The media also successfully smeared MAGA candidates as white supremacists. We read for example in the Washington Post that “It has long been understood that the MAGA movement is heavily dependent on White grievance and straight-up racism.” This is also odd when one considers that the slate of Trump-endorsed candidates was impressively diverse. Candidates like Lee Zeldin, Mehmet Oz, Hershel Walker, Marco Rubio, and many women endorsed by Trump are not only far from white supremacists but far from the stereotype of the “male, pale, and stale” Republican so popular in the pre-MAGA GOP.
The abortion issue hurt the GOP as well. Politico reported:
The Supreme Court’s Roe reversal proved to be perhaps the biggest wild card in the midterm elections, injecting an unpredictable dynamic into a national midterm environment that typically penalizes the party in power. According to the National Election Pool exit polls, conducted by Edison Research in key swing states, voters often ranked abortion below inflation.
But those who ranked it as their most important issue voted for Democratic Senate candidates by substantial margins. In Nevada, for example, 89 percent of voters who said abortion was their top motivator picked Cortez Masto.
Operatives in both parties agreed that until the high court’s decision, the Democratic base showed very little motivation to go to the polls.
As much as I cheered the Dodd v. Jackson Women's Health Organization decision that overturned Roe v. Wade, it does seem as though the 2022 election would have had a different outcome without it.
Perhaps the biggest problem for conservatives is that the game is rigged against us.
A clear example of this is how the networks gave President Biden an hour or so of prime-time television, worth millions of dollars, so that he could give a political speech denouncing Republicans as “a threat to the nation.” This speech constituted an in-kind or non-monetary campaign contribution to the DNC. There was no penalty for this. The networks was not fined, nor did we see networks required to give a Republican equal time to deny wanting to end democracy.
Similarly, Google faced a lawsuit for allegedly sending Republican campaign emails to spam.

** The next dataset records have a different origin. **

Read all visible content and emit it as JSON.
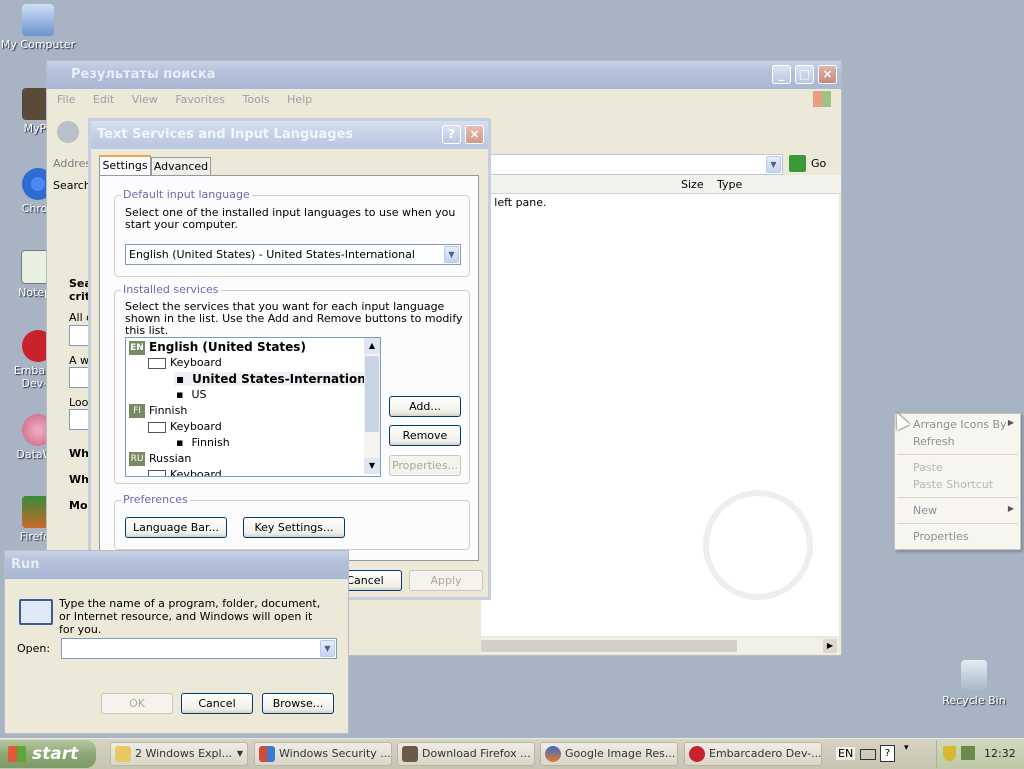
{
  "desktop": {
    "icons": [
      {
        "label": "My Computer"
      },
      {
        "label": "MyPa"
      },
      {
        "label": "Chron"
      },
      {
        "label": "Notepa"
      },
      {
        "label": "Embarca Dev-C"
      },
      {
        "label": "DataWa"
      },
      {
        "label": "Firefox"
      },
      {
        "label": "Recycle Bin"
      }
    ]
  },
  "search_window": {
    "title": "Результаты поиска",
    "menu": [
      "File",
      "Edit",
      "View",
      "Favorites",
      "Tools",
      "Help"
    ],
    "address_label": "Addres",
    "search_label": "Search",
    "go_label": "Go",
    "columns": [
      "Size",
      "Type"
    ],
    "pane_text": "e left pane.",
    "left_pane": [
      "Sea",
      "crit",
      "All o",
      "A wo",
      "Look",
      "Wh",
      "Wh",
      "Mo"
    ]
  },
  "text_services_dialog": {
    "title": "Text Services and Input Languages",
    "tabs": [
      "Settings",
      "Advanced"
    ],
    "default_input": {
      "group_label": "Default input language",
      "description": "Select one of the installed input languages to use when you start your computer.",
      "selected": "English (United States) - United States-International"
    },
    "installed_services": {
      "group_label": "Installed services",
      "description": "Select the services that you want for each input language shown in the list. Use the Add and Remove buttons to modify this list.",
      "tree": [
        {
          "badge": "EN",
          "label": "English (United States)"
        },
        {
          "label": "Keyboard"
        },
        {
          "label": "United States-International"
        },
        {
          "label": "US"
        },
        {
          "badge": "FI",
          "label": "Finnish"
        },
        {
          "label": "Keyboard"
        },
        {
          "label": "Finnish"
        },
        {
          "badge": "RU",
          "label": "Russian"
        },
        {
          "label": "Keyboard"
        }
      ],
      "add_label": "Add...",
      "remove_label": "Remove",
      "properties_label": "Properties..."
    },
    "preferences": {
      "group_label": "Preferences",
      "language_bar_label": "Language Bar...",
      "key_settings_label": "Key Settings..."
    },
    "ok_label": "OK",
    "cancel_label": "Cancel",
    "apply_label": "Apply"
  },
  "run_dialog": {
    "title": "Run",
    "description": "Type the name of a program, folder, document, or Internet resource, and Windows will open it for you.",
    "open_label": "Open:",
    "open_value": "",
    "ok_label": "OK",
    "cancel_label": "Cancel",
    "browse_label": "Browse..."
  },
  "context_menu": {
    "items": [
      "Arrange Icons By",
      "Refresh",
      "Paste",
      "Paste Shortcut",
      "New",
      "Properties"
    ]
  },
  "taskbar": {
    "start_label": "start",
    "tasks": [
      {
        "label": "2 Windows Expl..."
      },
      {
        "label": "Windows Security ..."
      },
      {
        "label": "Download Firefox ..."
      },
      {
        "label": "Google Image Res..."
      },
      {
        "label": "Embarcadero Dev-..."
      }
    ],
    "lang": "EN",
    "clock": "12:32"
  }
}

And Trump, although he is a former and potentially future president, is not allowed to tweet, even under Elon Musk’s Twitter ownership , because advertisers, threatened by boycotts and protests from leftist groups doubtlessly, reportedly warned Musk that if Trump is reinstated they will pull their ads, effectively bankrupting Twitter. Sadly, Twitter may fail eventually, although I am optimistic that it will not, but if it does it will be because of the left’s unwillingness to have a platform exist on which conservatives can speak freely.
In addition, the same media that has dedicated itself to smearing Trump and the candidates he has endorsed have proven to be equally dedicated to openly campaigning for Democrats. Some Democrats feel so protected by the media that they barely seem willing to debate their opponent.

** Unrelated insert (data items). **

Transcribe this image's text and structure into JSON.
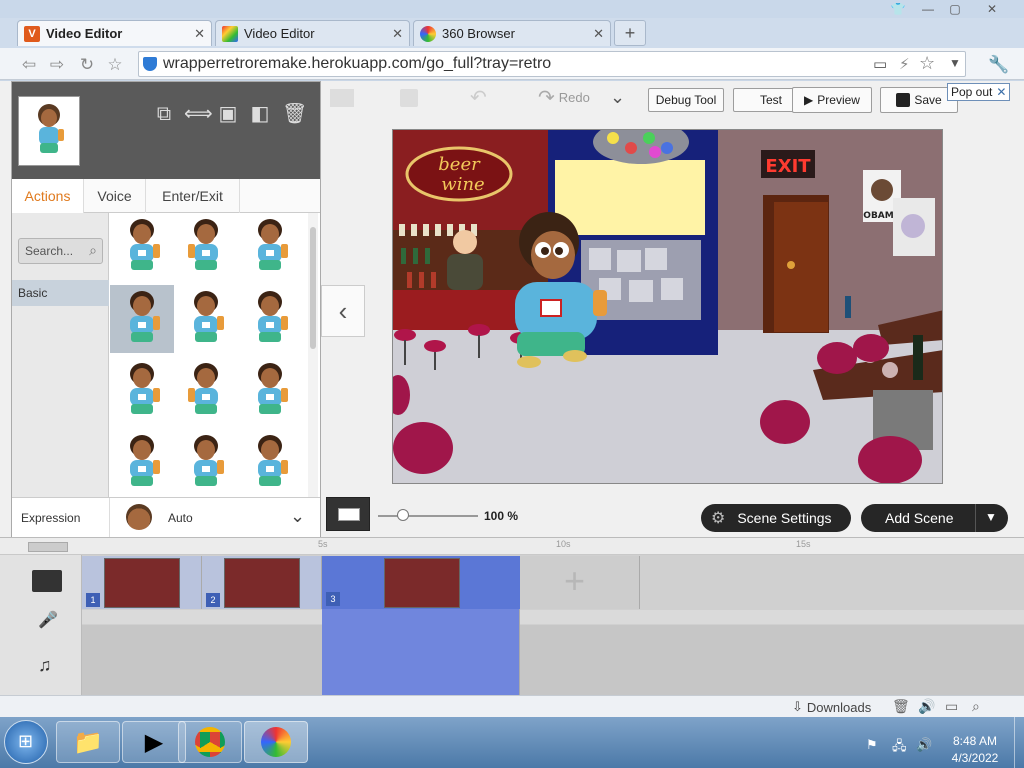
{
  "browser": {
    "tabs": [
      {
        "label": "Video Editor",
        "active": true
      },
      {
        "label": "Video Editor",
        "active": false
      },
      {
        "label": "360 Browser",
        "active": false
      }
    ],
    "url": "wrapperretroremake.herokuapp.com/go_full?tray=retro",
    "new_tab": "+"
  },
  "editor_toolbar": {
    "redo_label": "Redo",
    "debug_label": "Debug Tool",
    "test_label": "Test",
    "preview_label": "Preview",
    "save_label": "Save",
    "popout_label": "Pop out"
  },
  "char_panel": {
    "tabs": [
      "Actions",
      "Voice",
      "Enter/Exit"
    ],
    "search_placeholder": "Search...",
    "category": "Basic",
    "expression_label": "Expression",
    "expression_value": "Auto"
  },
  "stage": {
    "sign_text": "beer wine",
    "exit_text": "EXIT",
    "poster_text": "OBAMA"
  },
  "scene_controls": {
    "zoom_value": "100 %",
    "zoom_fraction": 0.25,
    "scene_settings_label": "Scene Settings",
    "add_scene_label": "Add Scene"
  },
  "timeline": {
    "ruler_marks": [
      "5s",
      "10s",
      "15s"
    ],
    "scenes": [
      "1",
      "2",
      "3"
    ]
  },
  "status": {
    "downloads_label": "Downloads"
  },
  "taskbar": {
    "time": "8:48 AM",
    "date": "4/3/2022"
  },
  "colors": {
    "accent": "#e07a1e",
    "selected_scene": "#5b77d6"
  }
}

The media for example labeled anyone who questioned the ability of John Fetterman to perform as a senator because of the cognitive damage he suffered due to his stroke as an ableist. Saying someone who’s deaf can't be an architect is ableist. Saying someone who can not speak, communicate, or think properly shouldn't be a senator is not.

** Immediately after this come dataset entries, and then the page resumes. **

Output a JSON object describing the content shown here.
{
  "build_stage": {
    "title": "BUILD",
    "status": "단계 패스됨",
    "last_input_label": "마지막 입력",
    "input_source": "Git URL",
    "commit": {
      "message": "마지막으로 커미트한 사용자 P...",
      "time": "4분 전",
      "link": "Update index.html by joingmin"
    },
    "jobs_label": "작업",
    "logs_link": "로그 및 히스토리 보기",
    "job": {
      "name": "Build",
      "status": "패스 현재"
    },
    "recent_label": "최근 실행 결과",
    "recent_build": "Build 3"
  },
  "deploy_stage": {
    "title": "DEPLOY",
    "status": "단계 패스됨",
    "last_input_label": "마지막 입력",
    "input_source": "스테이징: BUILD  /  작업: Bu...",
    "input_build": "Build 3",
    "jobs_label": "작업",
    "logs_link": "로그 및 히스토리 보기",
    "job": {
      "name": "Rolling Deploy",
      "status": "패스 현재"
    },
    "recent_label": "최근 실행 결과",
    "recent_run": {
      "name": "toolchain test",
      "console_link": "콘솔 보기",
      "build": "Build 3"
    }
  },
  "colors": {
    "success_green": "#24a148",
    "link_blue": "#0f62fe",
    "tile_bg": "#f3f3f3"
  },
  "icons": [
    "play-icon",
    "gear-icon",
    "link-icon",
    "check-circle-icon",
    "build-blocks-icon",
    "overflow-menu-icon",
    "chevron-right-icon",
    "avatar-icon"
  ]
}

The case that Trump and his MAGA allies are a drag on the GOP does not hold and should be ignored. The GOP benefits greatly from the MAGA movement, as it did the Tea Party movement, even if they are loath to admit this.
— DK
Well said. Money, Media and Abortion were the primary factors in the lackluster GOP mid-term performance. But, equally damaging were the exploitation of extended voting times and ballot harvesting by the Democrats. If those are the new post-COVID voting practices, the RNC must retool their election strategy before 2024 or they cannot win.